By Miriam Felman, Grade 12

         Three grade 10 Nepean students, Hussein Khatib, Maddy Zarull, and Natasha Mazerolle, and 2020 graduate Anna Berglas, have been selected for publication in the Young Writers of Canada Poetry and Creative Writing Contests from the Poetry Institute of Canada & Young Writers. They heard about the contests last school year from an NHS teacher, some of them through the Creative Writing Club, and as Hussein put it, “I thought I had nothing to lose.” 

          The story Natasha submitted follows a character searching for a book in a building that was once a library, in a world where books have become extinct. When asked what the story means to her, she said, “I think it means coming to terms with the fact that you may strive for something and what you get isn't completely what you wanted, and I think that's okay because maybe that can send you down a path that leads to something better”. 

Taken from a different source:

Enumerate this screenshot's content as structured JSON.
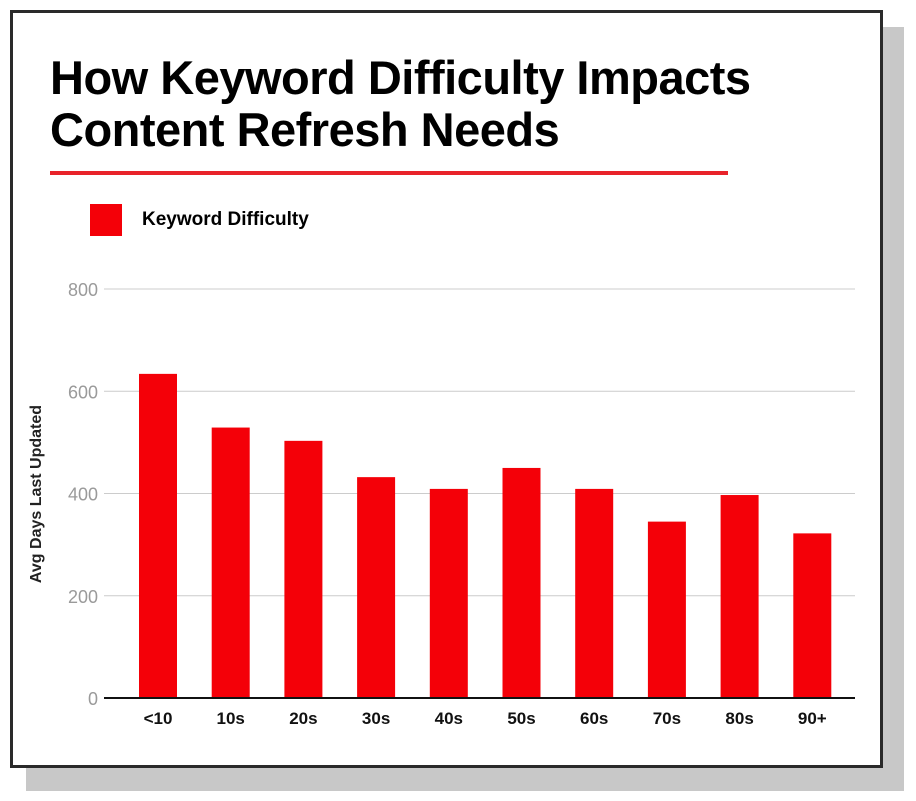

          Hussein’s story is called “The Ninth Hour”, and it’s about a character named Alex who keeps seeing the number 9. “He later wakes up from a 9 month coma to find out that he had killed his parents in a car crash”, Hussein explained. The young writer became interested in creative writing when he was in grade 6, and his teacher encouraged his class to expand their imaginations in the stories they wrote. “The fact that nothing was stopping me from writing a good story except for my creativity was great. Once I had an idea for something like a story, I couldn't stop adding to the idea of the story”.  

          Anna, who is a first year English and Cultural Studies student at McGill University, has been writing since she was a small child. A story she wrote about the world breaking apart and her gluing it back together was published in the Ottawa Citizen when she was five. In middle school, she became interested in poetry when she joined a writing club and was “entranced by the directness of the style”. Anna finds her inspiration in the lives of herself and others. “All of my work has roots in truth.” 

          Natasha’s inspiration comes from mythology and folklore. She enjoys writing stories with elements of magic, “whether it's spells and potions or a feeling of wonder and curiosity”. 

          The following is what the award winning writers said when asked if they had any advice for other young writers. 

          Natasha: I'd suggest if you're going to write in first person to always remember your character won't be able to see everything you see as the author. If they're surprised, they wouldn't be able to see their own eyes widen, if another character does something behind them or where they can't see them, the narrator might hear a noise depending on what the other character is doing, but besides that it might be unnecessary to put in. Try to put yourself in your character's viewpoint and always remember to consider what they can and can't see.

          Anna: You will undoubtedly write lousy work, work that's embarrassing to look back on. Don't be ashamed - not only are you still writing, it's a necessary part of the process! 

          Hussein: Never be afraid to use your imagination and creativity in stories. If you don't picture anything while reading your story, you should probably rewrite it because then it's just words on a page. 

          One of the contest-winning pieces will be featured in the November issue of Knightwatch. 

To all of the writers out there, no matter your perceived skill level, take a chance and enter a contest! It’s great practice, and you never know- you might just get rewarded.